Die CDU-Fraktion hat die 30er-und verkehrsberuhigten Bereiche innerhalb der Stadt als Problemzonen ausgemacht. Das hier geltende Miteinander von Radlern und Autofahrern führt nach Ansicht der Fraktion immer wieder zu Konflikten. Daher will sie eine groß angelegte Aufklärungskampagne starten.

Die Stadt Karlsruhe stärkt seit Jahren ihr Profil als fahrradfreundliche Metropole. Viele innerstädtische Radwege erfordern Rücksichtnahme und ein Umdenken der Autofahrer. In 30er-Zonen und verkehrsberuhigten Bereichen benutzen sowohl Rad- als auch Autofahrer die Straße.

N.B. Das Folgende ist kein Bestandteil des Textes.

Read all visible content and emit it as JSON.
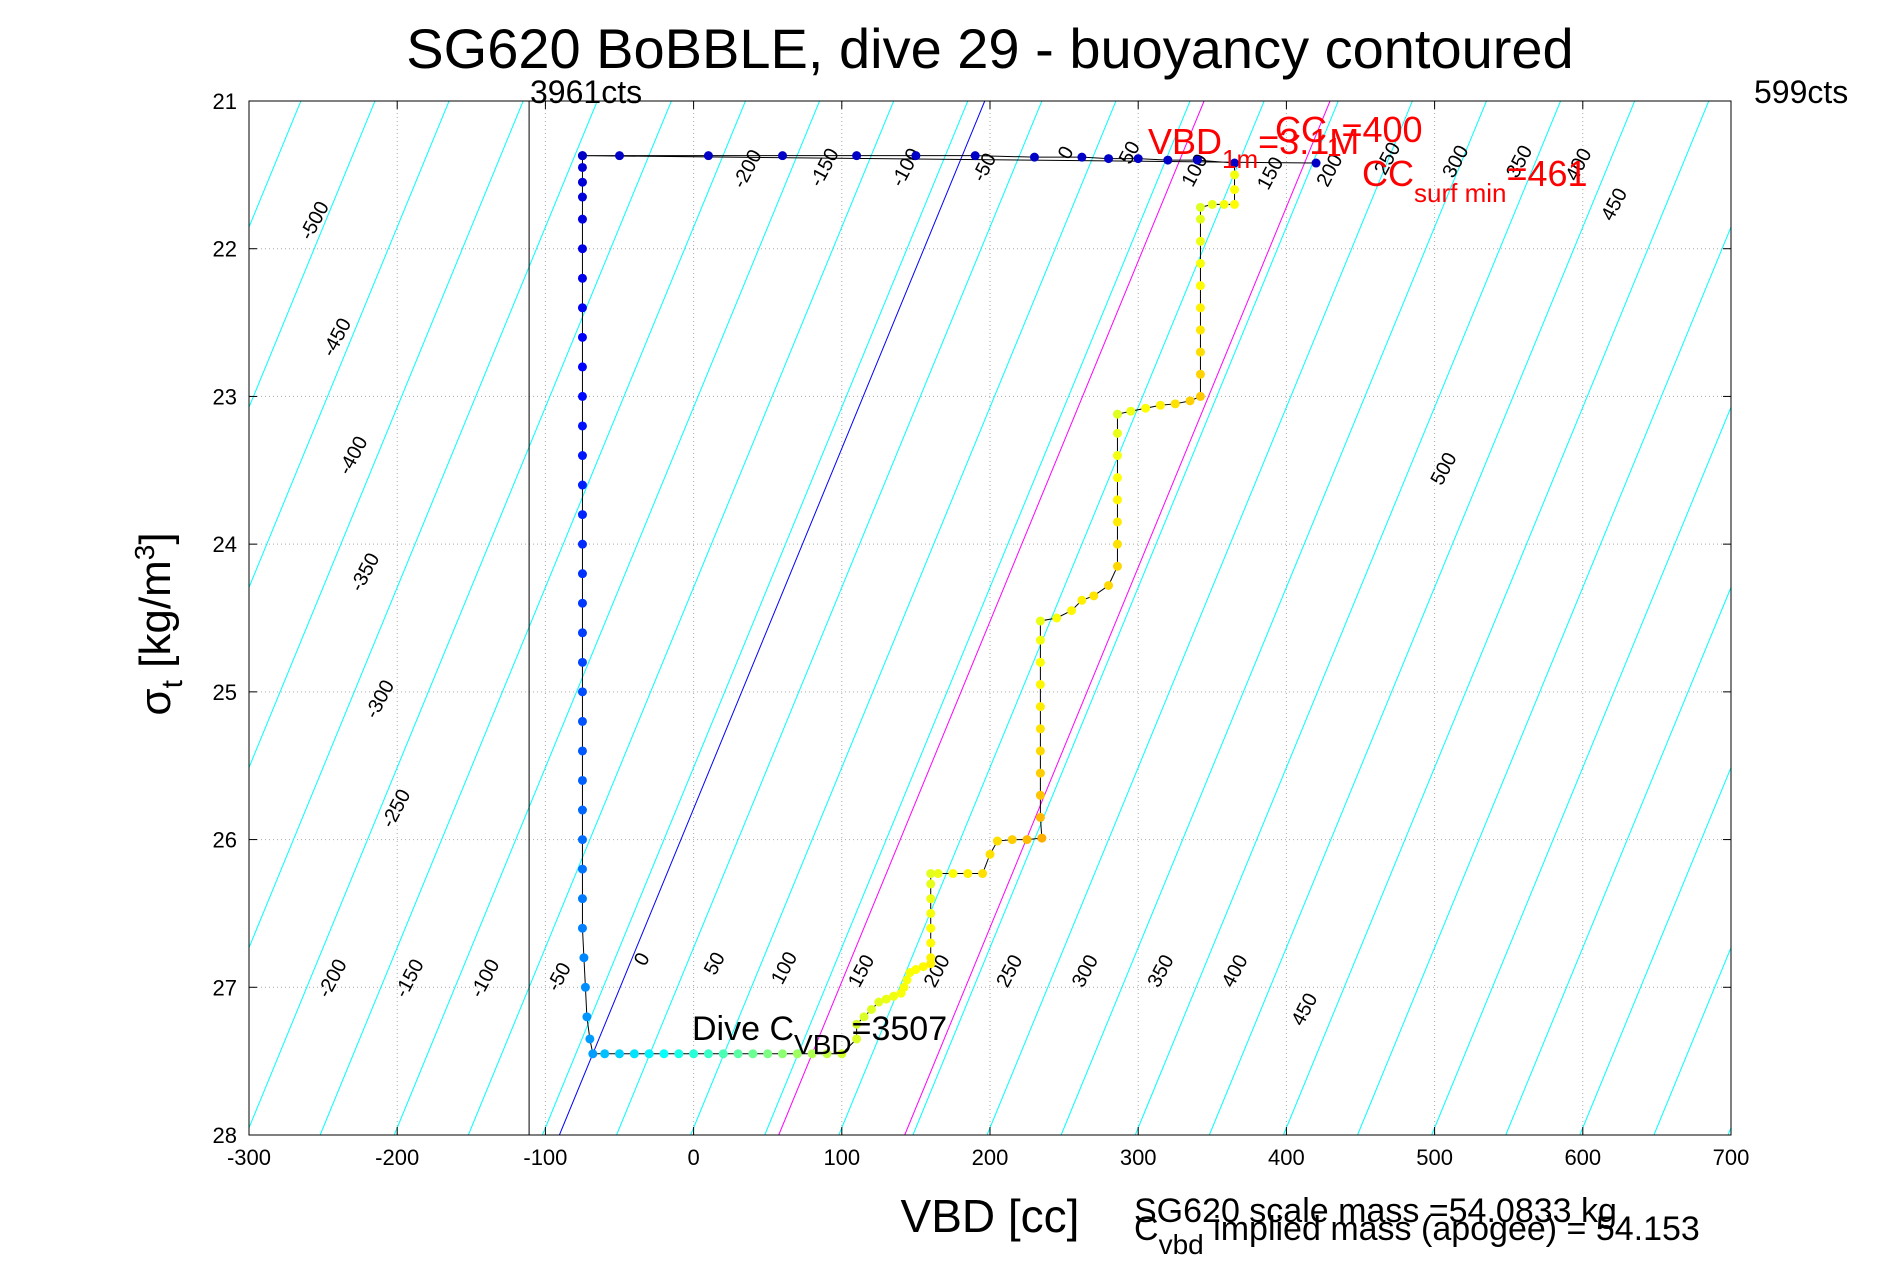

Ärger ist auf den Straßen oft vorprogrammiert

Gesonderte Radwege seien hier nicht möglich, schreibt die CDU-Fraktion in einer Mitteilung. "Vielen Pkw-Fahrern scheint nicht bekannt zu sein, dass Radfahrer deshalb die Fahrbahnen benutzen müssen." Es komme daher oft zu Missverständnissen, Aggressivitäten und gefährlichen Situationen.

Deshalb hat die Fraktion angeregt, dass die Stadtverwaltung die Bürger über die bestehenden Regelungen aufklären soll. Oberbürgermeister Heinz Fenrich haben die Fraktionsmitglieder überzeugt.

Die Abteilung Bürgerservice und Sicherheit werde deshalb laut Mitteilung der CDU-Fraktion eine entsprechende Aktion in den Medien starten. Auch bei Bürgerversammlungen klären Experten der Abteilung auf Anfrage über Recht und Gesetz im Straßenverkehr auf.